Nach derart befremdenden Begegnungen mit der eigenen Vergangenheit geht Schacht den Weg weiter Richtung Osten, bis nach Moskau, wo er seinen Vater ausfindig macht – und zu ihm findet. „Vereister Sommer“ ist ein bewegend-autobiografisches Buch, die Lebensgeschichte eines kalten Kriegers, die einem kalte Krieger nahebringt. Es ist aber keine Untersuchung vaterlosen Aufwachsens. Katrin Behrs „Entrissen“ hingegen erzählt, wie ein Kind sich fühlt, dem ein paar obskure Gestalten eines Morgens die Mutter weggenommen haben. Die Stasi und die DDR-Behörden haben Katrin Behr zu einem Menschen gemacht, dessen Entwicklung über lange Zeit von staatlichen Zwangsmaßnahmen geprägt war. Heimunterbringung einschließlich der zynischen Behandlung durch eine Erzieherin, die Katrin Behr für ihre politisch-renitente Mutter bestrafen wollte; dann die Adoption durch ein linientreues Paar, zu dessen Vorstellung von Familienglück ein Kind gehörte, das nach sozialistischen Idealen zu formen war.

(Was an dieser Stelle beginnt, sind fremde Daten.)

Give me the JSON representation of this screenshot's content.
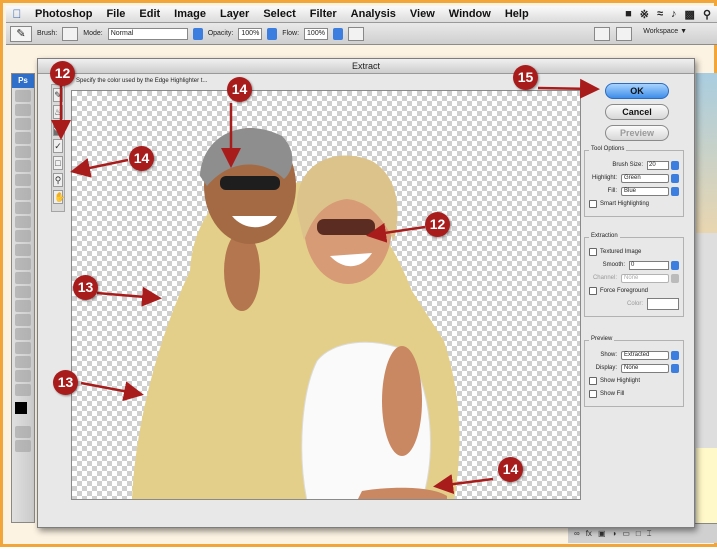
{
  "menubar": {
    "app": "Photoshop",
    "items": [
      "File",
      "Edit",
      "Image",
      "Layer",
      "Select",
      "Filter",
      "Analysis",
      "View",
      "Window",
      "Help"
    ]
  },
  "options": {
    "brush_label": "Brush:",
    "mode_label": "Mode:",
    "mode_value": "Normal",
    "opacity_label": "Opacity:",
    "opacity_value": "100%",
    "flow_label": "Flow:",
    "flow_value": "100%",
    "workspace_label": "Workspace ▼"
  },
  "toolbox": {
    "badge": "Ps"
  },
  "dialog": {
    "title": "Extract",
    "hint": "Specify the color used by the Edge Highlighter t...",
    "ok": "OK",
    "cancel": "Cancel",
    "preview_btn": "Preview",
    "tool_options": {
      "legend": "Tool Options",
      "brush_size_label": "Brush Size:",
      "brush_size_value": "20",
      "highlight_label": "Highlight:",
      "highlight_value": "Green",
      "fill_label": "Fill:",
      "fill_value": "Blue",
      "smart_label": "Smart Highlighting"
    },
    "extraction": {
      "legend": "Extraction",
      "textured_label": "Textured Image",
      "smooth_label": "Smooth:",
      "smooth_value": "0",
      "channel_label": "Channel:",
      "channel_value": "None",
      "force_label": "Force Foreground",
      "color_label": "Color:"
    },
    "preview": {
      "legend": "Preview",
      "show_label": "Show:",
      "show_value": "Extracted",
      "display_label": "Display:",
      "display_value": "None",
      "show_highlight_label": "Show Highlight",
      "show_fill_label": "Show Fill"
    }
  },
  "callouts": [
    "12",
    "14",
    "14",
    "12",
    "13",
    "13",
    "14",
    "15"
  ],
  "colors": {
    "callout": "#a91c1c",
    "ok_button": "#3f8ee9",
    "frame": "#f2a63a"
  }
}
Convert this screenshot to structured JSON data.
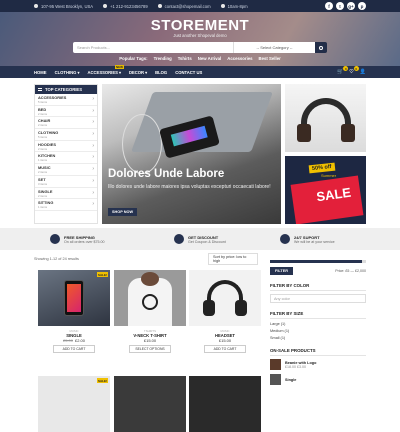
{
  "topbar": {
    "address": "107-95 West Brooklyn, USA",
    "phone": "+1 212-9123456789",
    "email": "contact@shopemail.com",
    "hours": "10am-8pm",
    "social": [
      "f",
      "t",
      "g+",
      "p"
    ]
  },
  "header": {
    "logo": "STOREMENT",
    "tagline": "Just another Shopeval demo",
    "search_placeholder": "Search Products...",
    "category_select": "-- Select Category --",
    "popular_label": "Popular Tags:",
    "popular_tags": [
      "Trending",
      "Tshirts",
      "New Arrival",
      "Accessories",
      "Best Seller"
    ]
  },
  "nav": {
    "items": [
      {
        "label": "HOME"
      },
      {
        "label": "CLOTHING"
      },
      {
        "label": "ACCESSORIES",
        "badge": "NEW"
      },
      {
        "label": "DECOR"
      },
      {
        "label": "BLOG"
      },
      {
        "label": "CONTACT US"
      }
    ],
    "cart_count": "0",
    "wishlist_count": "0"
  },
  "sidebar": {
    "title": "TOP CATEGORIES",
    "items": [
      {
        "name": "ACCESSORIES",
        "count": "5 items"
      },
      {
        "name": "BED",
        "count": "2 items"
      },
      {
        "name": "CHAIR",
        "count": "2 items"
      },
      {
        "name": "CLOTHING",
        "count": "5 items"
      },
      {
        "name": "HOODIES",
        "count": "2 items"
      },
      {
        "name": "KITCHEN",
        "count": "1 items"
      },
      {
        "name": "MUSIC",
        "count": "2 items"
      },
      {
        "name": "SET",
        "count": "3 items"
      },
      {
        "name": "SINGLE",
        "count": "2 items"
      },
      {
        "name": "SITTING",
        "count": "1 items"
      }
    ]
  },
  "slider": {
    "title": "Dolores Unde Labore",
    "text": "Illo dolores unde labore maiores ipsa voluptas excepturi occaecati labore!",
    "button": "SHOP NOW"
  },
  "promo": {
    "discount": "50% off",
    "season": "Summer",
    "sale": "SALE"
  },
  "features": [
    {
      "title": "FREE SHIPPING",
      "sub": "On all orders over $75.00"
    },
    {
      "title": "GET DISCOUNT",
      "sub": "Get Coupon & Discount"
    },
    {
      "title": "24/7 SUPORT",
      "sub": "We will be at your service"
    }
  ],
  "shop": {
    "results": "Showing 1-12 of 24 results",
    "sort": "Sort by price: low to high"
  },
  "products": [
    {
      "category": "MUSIC",
      "name": "SINGLE",
      "old_price": "£5.00",
      "price": "£2.00",
      "button": "ADD TO CART",
      "sale": "SALE!"
    },
    {
      "category": "TSHIRTS",
      "name": "V-NECK T-SHIRT",
      "old_price": "",
      "price": "£15.00",
      "button": "SELECT OPTIONS",
      "sale": ""
    },
    {
      "category": "MUSIC",
      "name": "HEADSET",
      "old_price": "",
      "price": "£15.00",
      "button": "ADD TO CART",
      "sale": ""
    }
  ],
  "second_row_sale": "SALE!",
  "filters": {
    "button": "FILTER",
    "price_range": "Price: £5 — £2,000",
    "color_title": "FILTER BY COLOR",
    "color_select": "Any color",
    "size_title": "FILTER BY SIZE",
    "sizes": [
      "Large (1)",
      "Medium (1)",
      "Small (1)"
    ],
    "onsale_title": "ON-SALE PRODUCTS",
    "onsale": [
      {
        "name": "Beanie with Logo",
        "price": "£18.00 £3.00"
      },
      {
        "name": "Single",
        "price": ""
      }
    ]
  }
}
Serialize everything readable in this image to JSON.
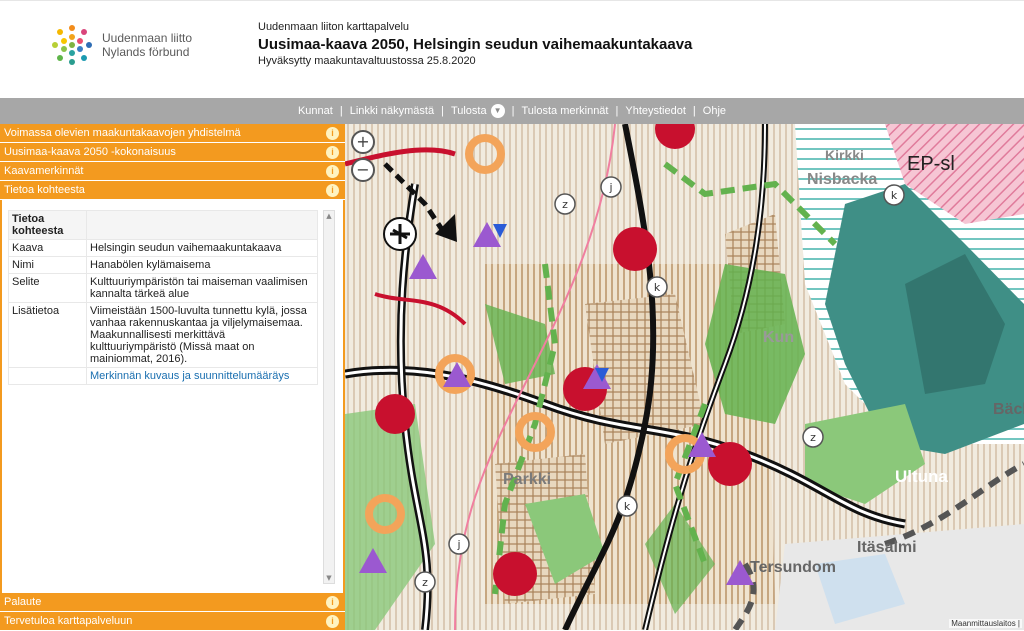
{
  "header": {
    "logo_line1": "Uudenmaan liitto",
    "logo_line2": "Nylands förbund",
    "service": "Uudenmaan liiton karttapalvelu",
    "title": "Uusimaa-kaava 2050, Helsingin seudun vaihemaakuntakaava",
    "subtitle": "Hyväksytty maakuntavaltuustossa 25.8.2020"
  },
  "nav": {
    "items": [
      "Kunnat",
      "Linkki näkymästä",
      "Tulosta",
      "Tulosta merkinnät",
      "Yhteystiedot",
      "Ohje"
    ]
  },
  "panels": {
    "top": [
      "Voimassa olevien maakuntakaavojen yhdistelmä",
      "Uusimaa-kaava 2050 -kokonaisuus",
      "Kaavamerkinnät",
      "Tietoa kohteesta"
    ],
    "bottom": [
      "Palaute",
      "Tervetuloa karttapalveluun"
    ],
    "info_glyph": "i"
  },
  "info": {
    "header": "Tietoa kohteesta",
    "rows": [
      {
        "key": "Kaava",
        "value": "Helsingin seudun vaihemaakuntakaava"
      },
      {
        "key": "Nimi",
        "value": "Hanabölen kylämaisema"
      },
      {
        "key": "Selite",
        "value": "Kulttuuriympäristön tai maiseman vaalimisen kannalta tärkeä alue"
      },
      {
        "key": "Lisätietoa",
        "value": "Viimeistään 1500-luvulta tunnettu kylä, jossa vanhaa rakennuskantaa ja viljelymaisemaa. Maakunnallisesti merkittävä kulttuuriympäristö (Missä maat on mainiommat, 2016)."
      }
    ],
    "link": "Merkinnän kuvaus ja suunnittelumääräys"
  },
  "map": {
    "labels": [
      "EP-sl",
      "Nisbacka",
      "Kirkki",
      "Ultuna",
      "Itäsalmi",
      "Tersundom",
      "Bäck",
      "Parkki",
      "Kun"
    ],
    "credit": "Maanmittauslaitos |",
    "zoom_in": "+",
    "zoom_out": "−",
    "letters": [
      "z",
      "j",
      "k",
      "z",
      "k",
      "j",
      "z",
      "k"
    ]
  },
  "colors": {
    "orange": "#f39a1f",
    "nav_gray": "#a7a7a7",
    "teal": "#3f8f86",
    "green": "#63b24e",
    "red": "#c8102e",
    "purple": "#9b59d0"
  }
}
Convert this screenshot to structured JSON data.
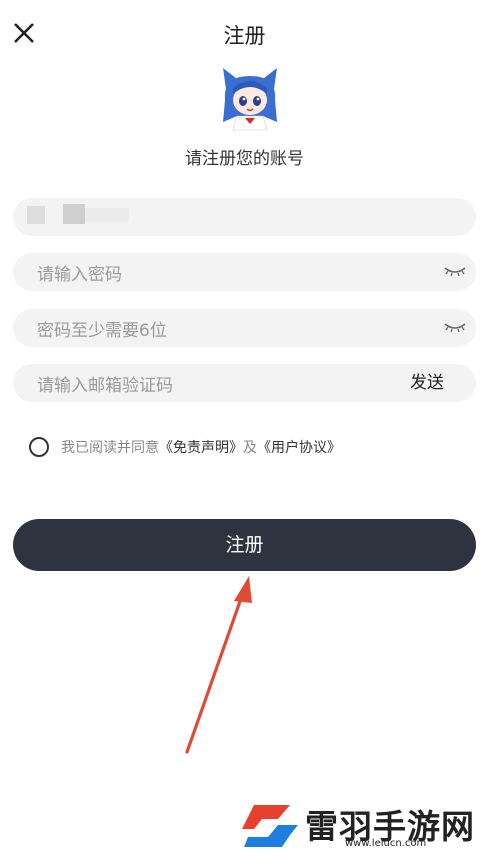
{
  "header": {
    "title": "注册",
    "close_icon": "close-icon"
  },
  "subtitle": "请注册您的账号",
  "form": {
    "account_value": "",
    "password_placeholder": "请输入密码",
    "password_hint_placeholder": "密码至少需要6位",
    "email_code_placeholder": "请输入邮箱验证码",
    "send_label": "发送",
    "eye_icon": "eye-closed-icon"
  },
  "agreement": {
    "prefix": "我已阅读并同意",
    "disclaimer_link": "《免责声明》",
    "connector": "及",
    "user_agreement_link": "《用户协议》"
  },
  "submit_label": "注册",
  "watermark": {
    "name": "雷羽手游网",
    "url": "www.leiucn.com"
  },
  "colors": {
    "button_bg": "#2d3440",
    "field_bg": "#f3f3f3",
    "arrow": "#e04a35",
    "logo_red": "#e8402e",
    "logo_blue": "#1f7fe0"
  }
}
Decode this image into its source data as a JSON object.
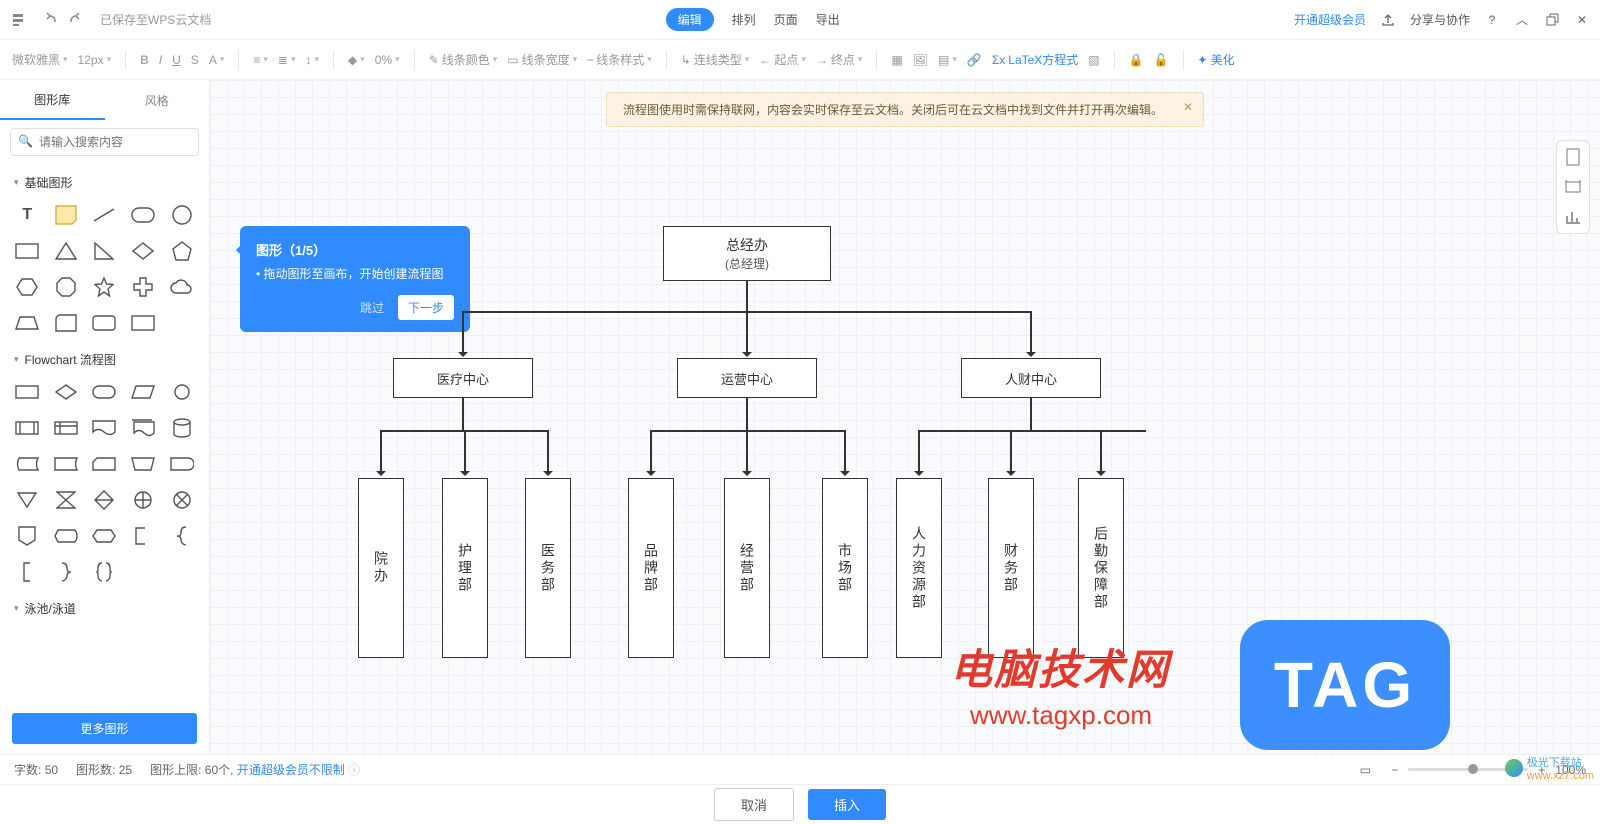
{
  "topbar": {
    "saved": "已保存至WPS云文档",
    "edit": "编辑",
    "arrange": "排列",
    "page": "页面",
    "export": "导出",
    "vip": "开通超级会员",
    "share": "分享与协作"
  },
  "toolbar": {
    "font": "微软雅黑",
    "size": "12px",
    "pct": "0%",
    "line_color": "线条颜色",
    "line_width": "线条宽度",
    "line_style": "线条样式",
    "conn_type": "连线类型",
    "start": "起点",
    "end": "终点",
    "latex": "LaTeX方程式",
    "beauty": "美化"
  },
  "sidebar": {
    "tab_lib": "图形库",
    "tab_style": "风格",
    "search_ph": "请输入搜索内容",
    "sec_basic": "基础图形",
    "sec_flow": "Flowchart 流程图",
    "sec_pool": "泳池/泳道",
    "more": "更多图形"
  },
  "notice": {
    "text": "流程图使用时需保持联网，内容会实时保存至云文档。关闭后可在云文档中找到文件并打开再次编辑。"
  },
  "tip": {
    "title": "图形（1/5）",
    "body": "拖动图形至画布，开始创建流程图",
    "skip": "跳过",
    "next": "下一步"
  },
  "chart_data": {
    "type": "org-tree",
    "root": {
      "title": "总经办",
      "subtitle": "(总经理)"
    },
    "level2": [
      {
        "label": "医疗中心"
      },
      {
        "label": "运营中心"
      },
      {
        "label": "人财中心"
      }
    ],
    "level3": [
      {
        "parent": 0,
        "label": "院办"
      },
      {
        "parent": 0,
        "label": "护理部"
      },
      {
        "parent": 0,
        "label": "医务部"
      },
      {
        "parent": 1,
        "label": "品牌部"
      },
      {
        "parent": 1,
        "label": "经营部"
      },
      {
        "parent": 1,
        "label": "市场部"
      },
      {
        "parent": 2,
        "label": "人力资源部"
      },
      {
        "parent": 2,
        "label": "财务部"
      },
      {
        "parent": 2,
        "label": "后勤保障部"
      }
    ]
  },
  "status": {
    "words_l": "字数:",
    "words_v": "50",
    "shapes_l": "图形数:",
    "shapes_v": "25",
    "limit_l": "图形上限:",
    "limit_v": "60个,",
    "unlimited": "开通超级会员不限制",
    "zoom": "100%"
  },
  "actions": {
    "cancel": "取消",
    "insert": "插入"
  },
  "wm": {
    "t1": "电脑技术网",
    "t2": "www.tagxp.com",
    "tag": "TAG",
    "dl": "极光下载站",
    "dlurl": "www.xz7.com"
  }
}
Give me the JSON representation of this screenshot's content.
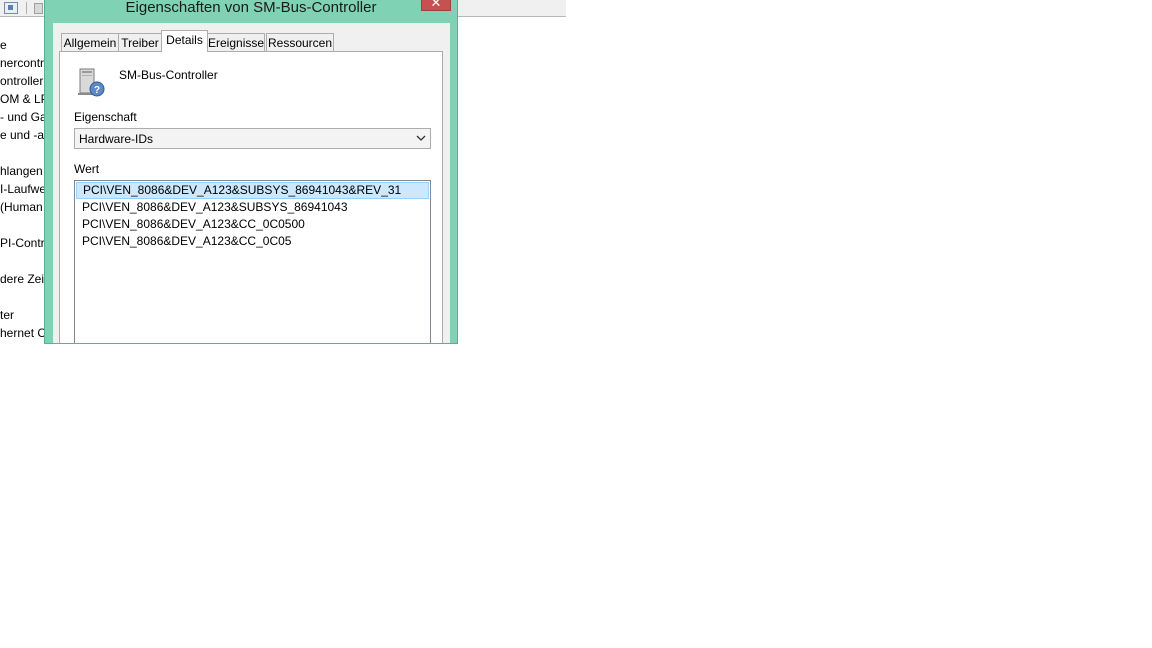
{
  "background_window": {
    "tree_items": [
      "e",
      "nercontro",
      "ontroller",
      "OM & LP",
      "- und Ga",
      "e und -a",
      "hlangen",
      "I-Laufwe",
      "(Human",
      "PI-Contro",
      "dere Zei",
      "ter",
      "hernet Co"
    ]
  },
  "dialog": {
    "title": "Eigenschaften von SM-Bus-Controller",
    "close_glyph": "✕",
    "tabs": [
      "Allgemein",
      "Treiber",
      "Details",
      "Ereignisse",
      "Ressourcen"
    ],
    "active_tab": "Details",
    "device_name": "SM-Bus-Controller",
    "property_label": "Eigenschaft",
    "property_value": "Hardware-IDs",
    "value_label": "Wert",
    "values": [
      "PCI\\VEN_8086&DEV_A123&SUBSYS_86941043&REV_31",
      "PCI\\VEN_8086&DEV_A123&SUBSYS_86941043",
      "PCI\\VEN_8086&DEV_A123&CC_0C0500",
      "PCI\\VEN_8086&DEV_A123&CC_0C05"
    ],
    "selected_value_index": 0
  },
  "colors": {
    "title_bar": "#7fd3b4",
    "close_button": "#c75050",
    "selection": "#cce8ff"
  }
}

Katrin Behr beschreibt das alles mit großer Offenheit und Ehrlichkeit. Die DDR mit ihren Heimen, der Anmaßung, die Leute zu ihrem Glück zu zwingen, mit ihrer Plattenbauordentlichkeit und ihrer behördlichen Allzuständigkeit steht vor dem Leser, als habe dieser Staat gerade erst zu existieren aufgehört.

Auch Katrin Behrs Geschichte ist die Geschichte eines Menschen, der unter seelischem Druck krank geworden ist. Sie musste Illusionen und Enttäuschungen in Massen aus ihrem Leben räumen, um wieder lebenstauglich zu werden. Ihre Adoptiveltern hatten es geschafft, sie zu einer gläubigen DDR-Sozialistin zu erziehen. Das Ende der DDR zwang ihr die Konfrontation mit ein paar Überzeugungen auf, und es veranlasste sie, ihre leibliche Mutter zu suchen und die Motive für deren Inhaftierung zu erforschen.

Katrin Behr berät heute Menschen, die wie sie mit den Folgen der DDR-Willkür und einer Zwangsadoption leben müssen. Politisch kämpft sie dafür, dass diese Menschen als Opfer der Diktatur anerkannt werden. Jetzt, da sie ihre Vergangenheit kennt, ist sie bei sich.

Dirk von Nayhauss, Maggie Riepl: Der dunkle Ort. 25 Schicksale aus dem DDR-Frauengefängnis Hoheneck. Bebra- Wissenschaft-Verlag, Berlin 2012. 144 Seiten, 19,95 Euro.

Ulrich Schacht: Auf der Suche nach meinem russischen Vater. Aufbau-Verlag, Berlin 2011. 221 Seiten, 19,95 Euro.

Katrin Behr: Entrissen. Der Tag, als die DDR mir meine Mutter nahm. Droemer-Verlag, München 2011. 304 Seiten, 16,99 Euro.